Bien que les étudiants en architecture aient beaucoup d’espace de travail, les contraintes budgétaires et les problèmes de zonage ont tué la programmation, ce qui aurait procuré des avantages supplémentaires à ceux qui font de l’art et de la planification à Cornell. Les plans originaux prévoyaient des carrelages et des casiers à livres, ce qui aurait permis à au moins une partie des plus de 700 étudiants du College of Art, Architecture et Planification de stocker du matériel imprimé sur place. Les restes de ce projet sont concentrés dans une salle de séminaire dont les fenêtres occidentales encadrent Sibley Hall, le bâtiment du Second Empire des années 1870 qui abrite les salles de classe et les bureaux administratifs du collège et qui se connecte à la nouvelle bibliothèque via Milstein. Un grenier métallique effronté pour Mui Ho qui aurait envoyé des étages supplémentaires de livres s’envoler vers le ciel a également été nixé. Peut-être que ce n’était pas une mauvaise chose: En échange de moins de livres, les étudiants ont obtenu une terrasse de toit de près de 1 400 pieds carrés qui est aménagée pour de grandes installations et des structures occupables (cette zone est rejointe par une terrasse extérieure plus petite au troisième étage).

Pour Tschapeller, la salle de lecture de la bibliothèque, le laboratoire de fabrication et les studios Milstein incarnent ensemble trois composantes essentielles de l’enseignement de l’architecture: concevoir, faire et lire. La nouvelle bibliothèque unifie ces pratiques à merveille, même si elles sont inégales.

Audrey Wachs est journaliste et étudiante en planification urbaine et régionale à Cornell.

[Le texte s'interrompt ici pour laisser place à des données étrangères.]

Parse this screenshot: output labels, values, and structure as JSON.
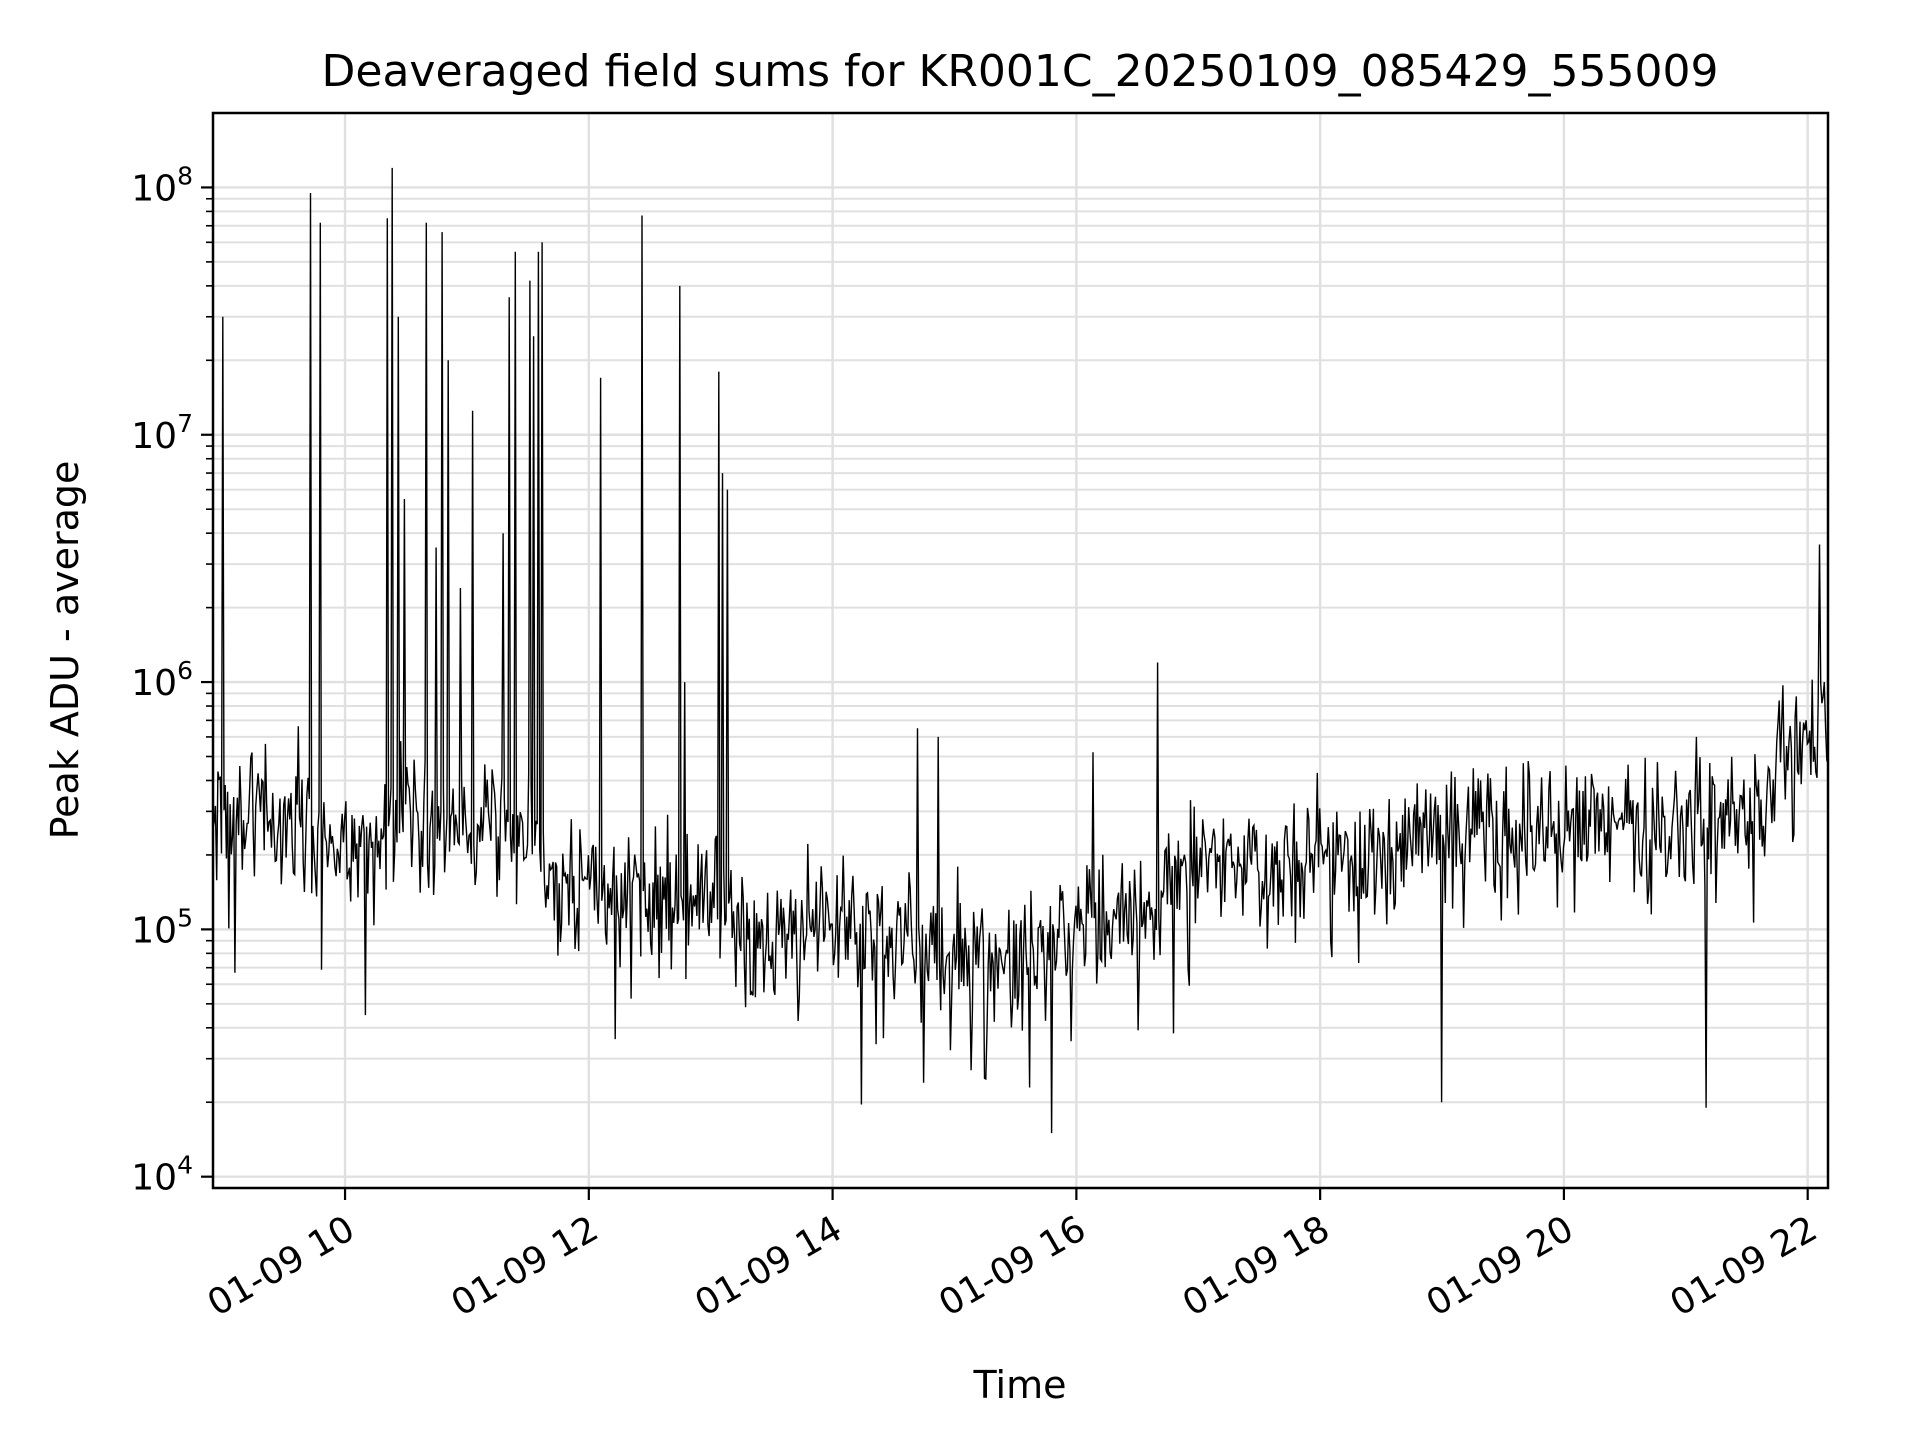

  • Sous la plupart des angles, les piles à l’intérieur de la nouvelle bibliothèque des Beaux-Arts de Mui Ho s’éloignent légèrement de l’enveloppe du bâtiment, une masse gracieuse accentuée de tous les côtés par des rangées de fenêtres cintrées en plaques de verre.
    Courtesy © Lukas Schaller

  • La caractéristique la plus importante de la bibliothèque sont les étagères au rez-de-chaussée, où plus de 100 000 volumes semblent flotter dans les airs sur des mezzanines en acier en nid d’abeille décalées. Tschapeller a fortifié le squelette de poutre transversale d’origine pour contenir les trois étages de piles.
    Courtesy © Lukas Schaller

  • Au rez-de-chaussée se trouvent 15 bureaux d’étude semi-privés et une zone informatique.
    Avec l’aimable autorisation de STV; photographie de Chris Cooper

  • Un grenier métallique effronté pour la bibliothèque qui aurait envoyé des étages supplémentaires de livres s’envolant vers le ciel a été nixé. Au lieu de cela, les étudiants ont obtenu une terrasse de toit de près de 1 400 pieds carrés qui est gréée pour de grandes installations et des structures occupables.